The Wisconsin Alumni Research Foundation alleges that Apple's A7 processor, which is used in its iPhone 5S and other devices, incorporates technology patented by the university in 1998. It was developed by four UW-Madison computer microprocessor architecture researchers.
It's not the first time the nonprofit foundation has sued over the same patent, the Wisconsin State Journal reported Wednesday. It sued Intel for infringement and that lawsuit resulted in a 2009 settlement, terms of which are confidential.
Apple did not immediately respond to a Wednesday phone messages from The Associated Press seeking comment.
In addition to the iPhone 5S, the technology is used in the iPad Air, and the iPad Mini with Retina Display.
The lawsuit, which was filed Monday in U.S. District Court in Madison, asks the court to rule that the patent is valid and was willfully infringed and seeks to bar Apple from further infringement. It also seeks unspecified monetary damages and fees.
WARF general counsel Michael Falk said the so-called 752 patent "has been recognized in the field as a major milestone in computer microprocessing." He said the technology "significantly enhances the performance of a microprocessor, among other benefits."
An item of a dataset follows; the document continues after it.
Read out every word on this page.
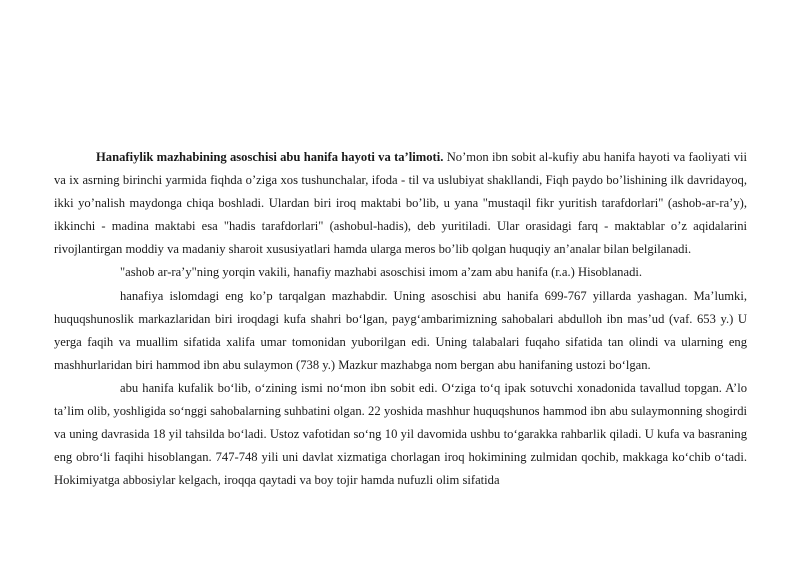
Hanafiylik mazhabining asoschisi abu hanifa hayoti va ta’limoti. No’mon ibn sobit al-kufiy abu hanifa hayoti va faoliyati vii va ix asrning birinchi yarmida fiqhda o’ziga xos tushunchalar, ifoda - til va uslubiyat shakllandi, Fiqh paydo bo’lishining ilk davridayoq, ikki yo’nalish maydonga chiqa boshladi. Ulardan biri iroq maktabi bo’lib, u yana "mustaqil fikr yuritish tarafdorlari" (ashob-ar-ra’y), ikkinchi - madina maktabi esa "hadis tarafdorlari" (ashobul-hadis), deb yuritiladi. Ular orasidagi farq - maktablar o’z aqidalarini rivojlantirgan moddiy va madaniy sharoit xususiyatlari hamda ularga meros bo’lib qolgan huquqiy an’analar bilan belgilanadi.

"ashob ar-ra’y"ning yorqin vakili, hanafiy mazhabi asoschisi imom a’zam abu hanifa (r.a.) Hisoblanadi.

hanafiya islomdagi eng ko’p tarqalgan mazhabdir. Uning asoschisi abu hanifa 699-767 yillarda yashagan. Ma’lumki, huquqshunoslik markazlaridan biri iroqdagi kufa shahri bo‘lgan, payg‘ambarimizning sahobalari abdulloh ibn mas’ud (vaf. 653 y.) U yerga faqih va muallim sifatida xalifa umar tomonidan yuborilgan edi. Uning talabalari fuqaho sifatida tan olindi va ularning eng mashhurlaridan biri hammod ibn abu sulaymon (738 y.) Mazkur mazhabga nom bergan abu hanifaning ustozi bo‘lgan.

abu hanifa kufalik bo‘lib, o‘zining ismi no‘mon ibn sobit edi. O‘ziga to‘q ipak sotuvchi xonadonida tavallud topgan. A’lo ta’lim olib, yoshligida so‘nggi sahobalarning suhbatini olgan. 22 yoshida mashhur huquqshunos hammod ibn abu sulaymonning shogirdi va uning davrasida 18 yil tahsilda bo‘ladi. Ustoz vafotidan so‘ng 10 yil davomida ushbu to‘garakka rahbarlik qiladi. U kufa va basraning eng obro‘li faqihi hisoblangan. 747-748 yili uni davlat xizmatiga chorlagan iroq hokimining zulmidan qochib, makkaga ko‘chib o‘tadi. Hokimiyatga abbosiylar kelgach, iroqqa qaytadi va boy tojir hamda nufuzli olim sifatida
Usually, in cases such as this, the company filing the lawsuit is not looking to stop production of the products that claim to violate the patent but to get money, said Madison attorney John Scheller, a partner with the law firm Michael Best & Friedrich.
"I think it's interesting in that WARF, historically, has not been very litigious. So they must feel they have some rights here that need to be enforced," Scheller said. An online check showed WARF has filed three other patent infringement lawsuits in U.S. District Court in Madison since December 2012.